Morales turned back to Rick. "See that? Those things are here because of you." He shook his head. "We were almost done. We were leaving. And now we're stuck here until they lose interest or we figure out another way out."

"I was trying to reach a helicopter. I saw one flying overhead—"

"A helicopter," Andrea repeated flatly. "Sure you did. Were you drunk? High? Because there's no way—"

"It was real," Rick insisted. "I'm not crazy. Lucien saw it too."

"Who's Lucien?" Morales asked.

"The kid." Glenn piped up from the back. "The one who was with Rick! Man, you guys should've seen him, the way he rode that horse, and then when he..."

"There was a kid?" Andrea's expression shifted to horror. "You brought a child into the city?"

"He wanted to come. I told him it was dangerous, but—"

"But you let him anyway," Morales finished. "Great... That's just great."

"He's alive," Glenn interjected. "I saw him get away. He rode right past the horde like it was nothing. He even jumped clear over a bunch of walkers."

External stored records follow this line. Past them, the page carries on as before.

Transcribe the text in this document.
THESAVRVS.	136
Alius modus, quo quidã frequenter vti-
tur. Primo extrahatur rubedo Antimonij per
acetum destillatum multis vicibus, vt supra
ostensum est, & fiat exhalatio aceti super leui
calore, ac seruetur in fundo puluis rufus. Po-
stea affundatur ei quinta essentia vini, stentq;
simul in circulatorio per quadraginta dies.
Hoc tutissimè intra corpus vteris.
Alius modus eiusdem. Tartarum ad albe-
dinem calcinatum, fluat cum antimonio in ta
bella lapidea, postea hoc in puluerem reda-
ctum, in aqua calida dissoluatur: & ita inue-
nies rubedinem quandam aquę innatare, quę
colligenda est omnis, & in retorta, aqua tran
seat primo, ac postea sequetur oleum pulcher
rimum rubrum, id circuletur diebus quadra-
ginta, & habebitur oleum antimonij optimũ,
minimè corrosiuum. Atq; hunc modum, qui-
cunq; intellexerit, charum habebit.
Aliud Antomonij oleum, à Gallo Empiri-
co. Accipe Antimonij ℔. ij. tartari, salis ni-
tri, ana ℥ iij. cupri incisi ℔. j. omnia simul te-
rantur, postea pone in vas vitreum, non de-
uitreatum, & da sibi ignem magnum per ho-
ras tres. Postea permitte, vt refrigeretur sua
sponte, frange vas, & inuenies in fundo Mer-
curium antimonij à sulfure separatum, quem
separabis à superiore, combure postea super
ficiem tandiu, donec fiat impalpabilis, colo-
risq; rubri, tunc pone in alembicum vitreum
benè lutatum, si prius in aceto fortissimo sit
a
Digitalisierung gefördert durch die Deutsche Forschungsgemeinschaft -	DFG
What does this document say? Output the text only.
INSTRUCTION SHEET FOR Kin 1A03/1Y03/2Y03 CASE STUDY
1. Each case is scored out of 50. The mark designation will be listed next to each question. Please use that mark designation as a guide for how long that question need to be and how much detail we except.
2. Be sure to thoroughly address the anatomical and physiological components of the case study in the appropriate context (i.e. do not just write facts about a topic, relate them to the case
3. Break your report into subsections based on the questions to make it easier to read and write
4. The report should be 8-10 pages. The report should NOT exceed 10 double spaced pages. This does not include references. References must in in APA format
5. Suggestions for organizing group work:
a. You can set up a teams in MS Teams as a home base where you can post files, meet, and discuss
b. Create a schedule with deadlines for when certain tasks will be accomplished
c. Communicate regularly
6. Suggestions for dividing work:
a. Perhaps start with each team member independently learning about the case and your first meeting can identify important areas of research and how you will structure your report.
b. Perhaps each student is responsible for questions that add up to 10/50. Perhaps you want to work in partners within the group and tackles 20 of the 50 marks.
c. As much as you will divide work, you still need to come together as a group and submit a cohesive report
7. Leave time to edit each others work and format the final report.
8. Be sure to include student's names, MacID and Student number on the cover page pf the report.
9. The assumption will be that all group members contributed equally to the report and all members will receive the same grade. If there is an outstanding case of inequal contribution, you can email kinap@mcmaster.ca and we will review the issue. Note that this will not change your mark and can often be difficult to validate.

"Glenn." Morales held up a hand. "Slow down. What are you talking about?"

So Glenn told them everything. He described the horse jumping and the throws that knocked walkers out of the air. He explained how Lucien had drawn the horde away from Rick and gave him the chance to reach the tank.

The more he talked, the more enthusiastic he got.

"I'm telling you, it was like something from a movie! The kid knew exactly what he was doing. And those spike things he was throwing, I've never seen anything like it. The way they came back to him, it was almost like..." He paused, struggling for words. "I don't know. But it was incredible."

Andrea exchanged a skeptical look with Morales. "You expect us to believe a kid jumped a horse over a horde of walkers?"

"I saw it," Glenn insisted. "I know how it sounds, but I saw it."

"Must've been your son," Morales said to Rick. "That why you brought him? Teach him to survive?"

Rick opened his mouth to correct the assumption, then stopped.

If they thought Lucien was his son, they'd be less likely to... what? Abandon him? Hurt him? He wasn't sure what threat he was protecting Lucien from, but instinct told him that an orphan kid with no guardian was vulnerable in ways that a cop's kid wasn't.

"The apocalypse changes people," he said instead, not quite confirming the assumption but not denying it either. "He was just a smart kid before all this. But when you're forced to survive, you adapt fast."

"How old is he?" Andrea asked. Her voice was still hard, but some of the fury had drained out of it.

"Eleven."

"Eleven," she repeated. "And you thought bringing an eleven-year-old into Atlanta was a good idea."

Rick didn't have a good answer for that.